Così recitava lo striscione ad apertura del corteo di centinaia di persone che il 25 gennaio ha attraversato Cagliari, nella giornata internazionale in cui in numerose città in tutto il mondo si è scesi in piazza per chiedere la fine delle aggressioni imperialiste che rischiano di scatenare l’ennesimo conflitto in Medio Oriente e di esacerbare la mai risolta crisi libica.
In questi stessi giorni, in Iraq, milioni di persone stanno riempiendo le piazze – in quelle che dai media nostrani vengono ipocritamente descritte come manifestazioni anti-governative – per chiedere che tutti gli eserciti stranieri rispettino quanto stabilito dal parlamento del paese mediorientale: che le truppe occupanti presenti nel territorio iracheno, dove per decenni non hanno fatto altro che portare morte, instabilità, distruzione, abbandonino quest’ultimo immediatamente.
Come sardi e sarde abbiamo sentito la necessità di esprimere la nostra solidarietà nei confronti di tutti i popoli che subiscono le aggressioni degli eserciti NATO, con la partecipazione di quello italiano, e come sardi e sarde ci sentiamo e siamo direttamente coinvolti in queste manovre di guerra e abbiamo il dovere di far sentire forte la nostra voce. Chi ha compiuto l’assassinio del generale iraniano Soleimani, nel tentativo di trascinare l’Iran e l’Iraq nel baratro della guerra, si esercita ogni anno e prepara queste azioni criminali nelle basi sarde. Gli aerei carichi di bombe che hanno sconvolto l’assetto politico della Libia, trascinandola nell’attuale caos, sono partiti dagli aeroporti militari sardi. Cacciare i militari dalla nostra terra è un passo imprescindibile nel cammino per l’autodeterminazione dei popoli e per la fine delle invasioni della NATO e dei suoi alleati.
In questo contesto di tensione internazionale, in cui si rende ancora più chiaro quale sia l’utilità delle basi sarde, il Capo di Stato maggiore della Marina Militare, l’ammiraglio Giuseppe Cavo Dragone, ha fatto visita alla Sardegna, e come un viceré che si reca nelle colonie per sceglierne il destino, ha dichiarato che il porto di Cagliari si trova in un punto strategico del Mediterraneo e per questo motivo il suo ruolo nel contesto delle operazioni militari deve essere rafforzato.
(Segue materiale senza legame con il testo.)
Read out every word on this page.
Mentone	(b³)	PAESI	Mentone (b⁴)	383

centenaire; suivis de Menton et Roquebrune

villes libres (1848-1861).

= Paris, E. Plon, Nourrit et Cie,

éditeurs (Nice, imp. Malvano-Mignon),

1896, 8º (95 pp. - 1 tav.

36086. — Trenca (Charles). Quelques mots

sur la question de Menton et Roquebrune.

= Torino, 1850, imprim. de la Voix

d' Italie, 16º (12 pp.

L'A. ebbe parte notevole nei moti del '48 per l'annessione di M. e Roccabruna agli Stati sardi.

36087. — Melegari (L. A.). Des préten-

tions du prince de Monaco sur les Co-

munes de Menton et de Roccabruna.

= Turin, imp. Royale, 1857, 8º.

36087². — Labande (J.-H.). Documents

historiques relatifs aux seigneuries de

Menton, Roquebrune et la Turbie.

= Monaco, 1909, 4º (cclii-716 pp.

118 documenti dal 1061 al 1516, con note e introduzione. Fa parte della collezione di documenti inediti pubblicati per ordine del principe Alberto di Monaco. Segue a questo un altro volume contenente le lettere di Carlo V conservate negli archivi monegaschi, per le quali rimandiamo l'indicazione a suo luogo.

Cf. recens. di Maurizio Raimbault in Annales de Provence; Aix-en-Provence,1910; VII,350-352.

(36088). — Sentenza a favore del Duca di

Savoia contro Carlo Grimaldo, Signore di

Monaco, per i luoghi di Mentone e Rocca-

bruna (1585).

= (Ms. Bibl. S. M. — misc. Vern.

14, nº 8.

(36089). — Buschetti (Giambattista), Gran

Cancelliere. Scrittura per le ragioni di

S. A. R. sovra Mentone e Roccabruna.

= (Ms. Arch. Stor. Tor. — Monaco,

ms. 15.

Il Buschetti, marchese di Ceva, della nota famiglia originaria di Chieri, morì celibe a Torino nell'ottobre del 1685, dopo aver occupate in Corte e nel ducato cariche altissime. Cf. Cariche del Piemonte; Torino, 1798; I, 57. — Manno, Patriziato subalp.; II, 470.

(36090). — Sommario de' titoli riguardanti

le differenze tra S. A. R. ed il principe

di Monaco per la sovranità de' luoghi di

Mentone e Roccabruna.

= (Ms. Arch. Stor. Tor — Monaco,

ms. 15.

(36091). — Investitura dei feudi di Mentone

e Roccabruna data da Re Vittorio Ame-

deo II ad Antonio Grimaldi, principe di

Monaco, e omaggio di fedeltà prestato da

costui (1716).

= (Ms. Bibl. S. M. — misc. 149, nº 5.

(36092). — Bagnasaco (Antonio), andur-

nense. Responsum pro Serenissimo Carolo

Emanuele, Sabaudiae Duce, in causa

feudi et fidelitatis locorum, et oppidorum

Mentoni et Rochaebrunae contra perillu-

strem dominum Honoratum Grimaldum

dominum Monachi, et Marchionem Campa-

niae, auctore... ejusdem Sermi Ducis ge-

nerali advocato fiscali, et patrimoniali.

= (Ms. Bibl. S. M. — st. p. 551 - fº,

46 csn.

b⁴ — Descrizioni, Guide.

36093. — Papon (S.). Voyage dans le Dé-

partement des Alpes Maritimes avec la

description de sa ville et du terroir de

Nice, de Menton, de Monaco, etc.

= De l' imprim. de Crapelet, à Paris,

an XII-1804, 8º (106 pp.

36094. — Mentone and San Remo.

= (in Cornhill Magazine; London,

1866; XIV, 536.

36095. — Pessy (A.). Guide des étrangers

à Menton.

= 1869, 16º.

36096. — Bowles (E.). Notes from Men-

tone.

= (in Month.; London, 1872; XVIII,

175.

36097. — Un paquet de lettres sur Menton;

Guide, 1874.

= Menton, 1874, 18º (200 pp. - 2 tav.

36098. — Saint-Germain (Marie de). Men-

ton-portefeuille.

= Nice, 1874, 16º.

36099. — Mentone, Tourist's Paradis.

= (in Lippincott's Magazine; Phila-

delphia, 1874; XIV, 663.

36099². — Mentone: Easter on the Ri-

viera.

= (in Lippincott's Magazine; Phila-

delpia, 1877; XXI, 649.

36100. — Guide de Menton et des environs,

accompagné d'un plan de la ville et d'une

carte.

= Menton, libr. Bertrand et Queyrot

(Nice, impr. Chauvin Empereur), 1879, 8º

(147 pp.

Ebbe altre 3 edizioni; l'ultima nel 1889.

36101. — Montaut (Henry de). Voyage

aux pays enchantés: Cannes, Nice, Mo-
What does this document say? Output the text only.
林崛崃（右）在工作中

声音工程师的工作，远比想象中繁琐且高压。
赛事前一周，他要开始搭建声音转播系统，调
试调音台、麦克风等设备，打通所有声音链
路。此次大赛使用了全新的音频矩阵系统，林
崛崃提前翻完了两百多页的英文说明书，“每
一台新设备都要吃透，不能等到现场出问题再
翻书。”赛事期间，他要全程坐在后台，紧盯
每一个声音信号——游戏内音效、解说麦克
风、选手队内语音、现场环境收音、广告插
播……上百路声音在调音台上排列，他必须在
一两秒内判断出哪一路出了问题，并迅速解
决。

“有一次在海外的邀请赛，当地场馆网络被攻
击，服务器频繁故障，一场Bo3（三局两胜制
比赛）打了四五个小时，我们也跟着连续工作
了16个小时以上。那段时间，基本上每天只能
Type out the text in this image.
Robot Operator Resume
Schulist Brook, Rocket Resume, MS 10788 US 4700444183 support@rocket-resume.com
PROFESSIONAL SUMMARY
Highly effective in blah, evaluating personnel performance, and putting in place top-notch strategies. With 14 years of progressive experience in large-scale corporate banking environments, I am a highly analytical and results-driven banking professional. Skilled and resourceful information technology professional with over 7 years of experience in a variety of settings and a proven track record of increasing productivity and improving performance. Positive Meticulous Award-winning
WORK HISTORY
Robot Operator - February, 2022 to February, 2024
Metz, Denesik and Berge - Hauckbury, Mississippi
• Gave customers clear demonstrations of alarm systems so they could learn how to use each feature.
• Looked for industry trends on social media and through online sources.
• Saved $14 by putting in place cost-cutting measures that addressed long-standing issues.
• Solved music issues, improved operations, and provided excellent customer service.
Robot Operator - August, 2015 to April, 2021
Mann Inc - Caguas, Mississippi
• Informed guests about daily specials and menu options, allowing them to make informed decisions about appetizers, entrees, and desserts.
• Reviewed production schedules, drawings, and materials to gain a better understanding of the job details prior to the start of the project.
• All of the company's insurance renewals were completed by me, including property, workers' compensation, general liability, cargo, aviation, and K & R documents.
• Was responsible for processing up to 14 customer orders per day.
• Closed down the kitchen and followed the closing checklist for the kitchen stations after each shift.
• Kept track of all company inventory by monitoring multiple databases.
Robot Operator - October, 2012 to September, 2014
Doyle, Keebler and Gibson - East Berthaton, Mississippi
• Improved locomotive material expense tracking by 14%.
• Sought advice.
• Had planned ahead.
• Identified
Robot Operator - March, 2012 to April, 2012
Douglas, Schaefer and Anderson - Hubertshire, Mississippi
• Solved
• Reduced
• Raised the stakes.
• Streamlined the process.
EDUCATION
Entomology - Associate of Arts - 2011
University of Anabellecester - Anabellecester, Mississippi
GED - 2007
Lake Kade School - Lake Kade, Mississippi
La Sardegna dovrebbe quindi diventare, ancora più di quanto già non lo sia, un hub della guerra in tutta l’area mediterranea. Non quindi un passo indietro rispetto all’occupazione militare, ma un passo avanti, un’ulteriore spazio rubato ai sardi e alle sarde per esportare morte, con la complicità del Comune e della Regione, sempre proni davanti ai dettami degli uomini in divisa. Ma noi, come loro, non faremo un solo passo indietro: chiederemo al comune di Cagliari di prendere posizione e impedire che il porto della città venga chiuso alle attività militari e saremo sempre in prima fila per ostacolare questa nuova invasione.
Torneremo nelle strade, nei porti e di fronte alle basi fino a quando non avremo liberato la nostra terra.